For that we have the workshop Claude as Your Daily Work Partner. In one afternoon you work with your own documents and tasks, and you go home with a few methods you'll use the next day. No theory upfront, you do it straight away on your own work. The workshop can be followed via open enrolment or in-company, and is usually payable from your training budget.
Read more in this guide: ChatGPT, Claude or Copilot: which fits which work and how to give AI good context and goals.
Frequently asked questions
Which one do I need, ChatGPT or Claude?
For most daily tasks they both work fine. Take the tool you already have access to and start with that. For more specific work there are differences in writing style, in working with long documents and in the link to your own files.

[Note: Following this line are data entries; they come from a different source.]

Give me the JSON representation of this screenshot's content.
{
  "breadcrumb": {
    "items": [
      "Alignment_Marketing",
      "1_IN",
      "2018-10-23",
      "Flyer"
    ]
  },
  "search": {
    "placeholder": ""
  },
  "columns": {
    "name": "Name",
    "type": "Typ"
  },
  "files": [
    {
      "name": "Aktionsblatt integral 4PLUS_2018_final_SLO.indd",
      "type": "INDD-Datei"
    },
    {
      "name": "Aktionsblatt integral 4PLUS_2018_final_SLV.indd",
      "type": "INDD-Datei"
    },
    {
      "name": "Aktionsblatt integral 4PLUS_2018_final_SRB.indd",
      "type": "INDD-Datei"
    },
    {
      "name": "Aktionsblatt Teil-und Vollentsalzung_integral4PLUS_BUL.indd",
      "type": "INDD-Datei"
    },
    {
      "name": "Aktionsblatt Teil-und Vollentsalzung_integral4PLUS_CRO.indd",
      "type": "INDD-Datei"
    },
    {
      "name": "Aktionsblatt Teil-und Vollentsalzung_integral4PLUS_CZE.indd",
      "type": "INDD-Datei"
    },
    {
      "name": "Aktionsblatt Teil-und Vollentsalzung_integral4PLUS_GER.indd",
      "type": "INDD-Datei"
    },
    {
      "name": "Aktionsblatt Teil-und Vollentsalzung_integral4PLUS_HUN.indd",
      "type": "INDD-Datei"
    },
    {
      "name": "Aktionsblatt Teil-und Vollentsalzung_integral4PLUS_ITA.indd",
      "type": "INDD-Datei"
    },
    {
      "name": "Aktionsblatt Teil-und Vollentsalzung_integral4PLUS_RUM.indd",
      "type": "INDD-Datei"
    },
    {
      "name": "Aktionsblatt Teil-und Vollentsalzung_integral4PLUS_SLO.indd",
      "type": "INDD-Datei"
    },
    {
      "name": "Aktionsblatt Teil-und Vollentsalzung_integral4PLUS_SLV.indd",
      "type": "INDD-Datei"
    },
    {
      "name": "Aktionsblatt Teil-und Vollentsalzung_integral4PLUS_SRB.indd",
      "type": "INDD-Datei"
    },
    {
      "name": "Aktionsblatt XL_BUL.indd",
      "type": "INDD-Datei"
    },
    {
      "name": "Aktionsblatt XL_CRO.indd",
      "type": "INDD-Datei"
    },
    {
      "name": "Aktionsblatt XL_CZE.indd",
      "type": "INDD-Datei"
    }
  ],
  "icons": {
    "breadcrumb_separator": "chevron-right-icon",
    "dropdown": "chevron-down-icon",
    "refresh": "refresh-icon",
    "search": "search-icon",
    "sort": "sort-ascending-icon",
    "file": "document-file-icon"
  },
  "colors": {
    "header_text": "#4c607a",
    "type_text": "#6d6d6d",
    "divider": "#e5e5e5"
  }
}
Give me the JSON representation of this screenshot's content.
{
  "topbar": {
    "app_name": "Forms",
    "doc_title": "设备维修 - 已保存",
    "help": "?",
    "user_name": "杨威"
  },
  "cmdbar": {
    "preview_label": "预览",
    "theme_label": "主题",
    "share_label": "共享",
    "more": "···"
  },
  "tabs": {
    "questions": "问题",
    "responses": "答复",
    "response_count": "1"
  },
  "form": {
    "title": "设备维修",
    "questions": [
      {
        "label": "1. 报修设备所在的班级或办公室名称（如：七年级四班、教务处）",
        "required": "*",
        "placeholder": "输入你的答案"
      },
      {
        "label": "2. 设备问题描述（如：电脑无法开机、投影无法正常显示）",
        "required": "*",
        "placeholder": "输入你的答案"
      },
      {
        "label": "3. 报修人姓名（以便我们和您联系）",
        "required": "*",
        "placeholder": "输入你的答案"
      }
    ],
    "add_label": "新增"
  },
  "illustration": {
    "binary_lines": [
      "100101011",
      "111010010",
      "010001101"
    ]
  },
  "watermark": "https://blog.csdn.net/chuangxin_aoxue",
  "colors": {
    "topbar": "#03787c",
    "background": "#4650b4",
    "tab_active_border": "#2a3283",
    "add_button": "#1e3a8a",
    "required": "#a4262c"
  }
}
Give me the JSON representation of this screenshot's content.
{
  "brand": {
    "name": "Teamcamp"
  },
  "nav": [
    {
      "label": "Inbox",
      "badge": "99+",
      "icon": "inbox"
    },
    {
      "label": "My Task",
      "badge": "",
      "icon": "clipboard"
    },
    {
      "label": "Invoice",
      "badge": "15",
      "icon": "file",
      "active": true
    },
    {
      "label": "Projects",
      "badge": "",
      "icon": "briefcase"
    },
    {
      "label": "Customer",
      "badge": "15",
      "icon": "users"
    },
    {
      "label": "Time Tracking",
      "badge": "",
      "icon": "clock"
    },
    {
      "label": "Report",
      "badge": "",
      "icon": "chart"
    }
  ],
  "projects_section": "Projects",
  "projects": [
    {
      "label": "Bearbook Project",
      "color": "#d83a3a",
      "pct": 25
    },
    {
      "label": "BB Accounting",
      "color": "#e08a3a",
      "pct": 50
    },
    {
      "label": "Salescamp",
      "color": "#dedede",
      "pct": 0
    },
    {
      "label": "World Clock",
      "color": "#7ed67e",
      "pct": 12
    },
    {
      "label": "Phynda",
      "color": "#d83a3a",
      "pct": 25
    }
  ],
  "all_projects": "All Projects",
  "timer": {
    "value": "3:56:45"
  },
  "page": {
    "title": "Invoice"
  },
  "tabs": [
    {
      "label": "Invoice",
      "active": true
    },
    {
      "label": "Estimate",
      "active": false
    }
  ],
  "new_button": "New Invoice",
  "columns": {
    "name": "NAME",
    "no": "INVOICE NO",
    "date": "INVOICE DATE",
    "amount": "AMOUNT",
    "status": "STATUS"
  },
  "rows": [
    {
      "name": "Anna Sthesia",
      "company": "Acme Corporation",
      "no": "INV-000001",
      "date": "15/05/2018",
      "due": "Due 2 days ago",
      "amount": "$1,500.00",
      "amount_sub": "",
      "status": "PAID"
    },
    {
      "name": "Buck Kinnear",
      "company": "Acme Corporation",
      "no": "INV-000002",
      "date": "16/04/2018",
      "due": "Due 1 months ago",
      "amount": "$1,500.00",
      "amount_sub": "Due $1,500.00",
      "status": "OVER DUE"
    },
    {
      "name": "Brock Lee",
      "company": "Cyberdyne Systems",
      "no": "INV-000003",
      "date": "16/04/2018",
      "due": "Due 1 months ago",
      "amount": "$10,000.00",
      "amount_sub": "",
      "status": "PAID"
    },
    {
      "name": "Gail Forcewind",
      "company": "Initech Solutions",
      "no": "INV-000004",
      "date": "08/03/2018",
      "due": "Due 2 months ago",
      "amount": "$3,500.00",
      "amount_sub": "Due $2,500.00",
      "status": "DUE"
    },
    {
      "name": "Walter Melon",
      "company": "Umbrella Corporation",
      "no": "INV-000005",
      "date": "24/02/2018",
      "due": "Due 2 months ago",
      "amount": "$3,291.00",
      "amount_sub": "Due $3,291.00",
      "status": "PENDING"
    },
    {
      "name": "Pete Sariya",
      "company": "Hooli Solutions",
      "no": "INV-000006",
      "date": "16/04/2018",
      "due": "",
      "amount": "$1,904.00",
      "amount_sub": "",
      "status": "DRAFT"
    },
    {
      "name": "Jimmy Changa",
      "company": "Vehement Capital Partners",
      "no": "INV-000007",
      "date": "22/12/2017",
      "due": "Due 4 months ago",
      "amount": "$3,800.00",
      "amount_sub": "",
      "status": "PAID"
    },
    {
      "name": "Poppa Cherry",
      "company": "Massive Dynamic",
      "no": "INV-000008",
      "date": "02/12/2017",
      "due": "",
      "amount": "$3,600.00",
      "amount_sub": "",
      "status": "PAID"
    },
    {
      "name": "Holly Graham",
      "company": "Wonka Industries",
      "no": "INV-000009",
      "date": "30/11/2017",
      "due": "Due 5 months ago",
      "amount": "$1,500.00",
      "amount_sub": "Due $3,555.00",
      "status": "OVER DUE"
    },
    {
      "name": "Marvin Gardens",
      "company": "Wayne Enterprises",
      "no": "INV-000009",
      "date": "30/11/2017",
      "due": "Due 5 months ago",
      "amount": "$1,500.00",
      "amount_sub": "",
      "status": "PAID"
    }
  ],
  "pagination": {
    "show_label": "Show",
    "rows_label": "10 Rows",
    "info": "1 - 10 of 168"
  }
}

Is it safe to use company data?
That depends on the version and the settings. With free versions your input can be used to train the model. Business subscriptions often offer the option to switch that off. Check that per tool, and when in doubt, don't put client data into a free version. The GDPR remains your responsibility.
Do I need to be able to program?
No. You type plain language, the way you'd ask a colleague something. Programming doesn't come into it.
How much time does it take to start?
A quarter of an hour. Pick one task you're doing this week anyway, give AI a clear instruction, and see what comes out. From there you build it out further.
Will AI take over my work?
For daily work AI mainly takes over the repetitive parts: the first draft, the summary, the look-up work. The judgement, the weighing-up and the contact with people stay with you. You keep time for the work that really needs your attention.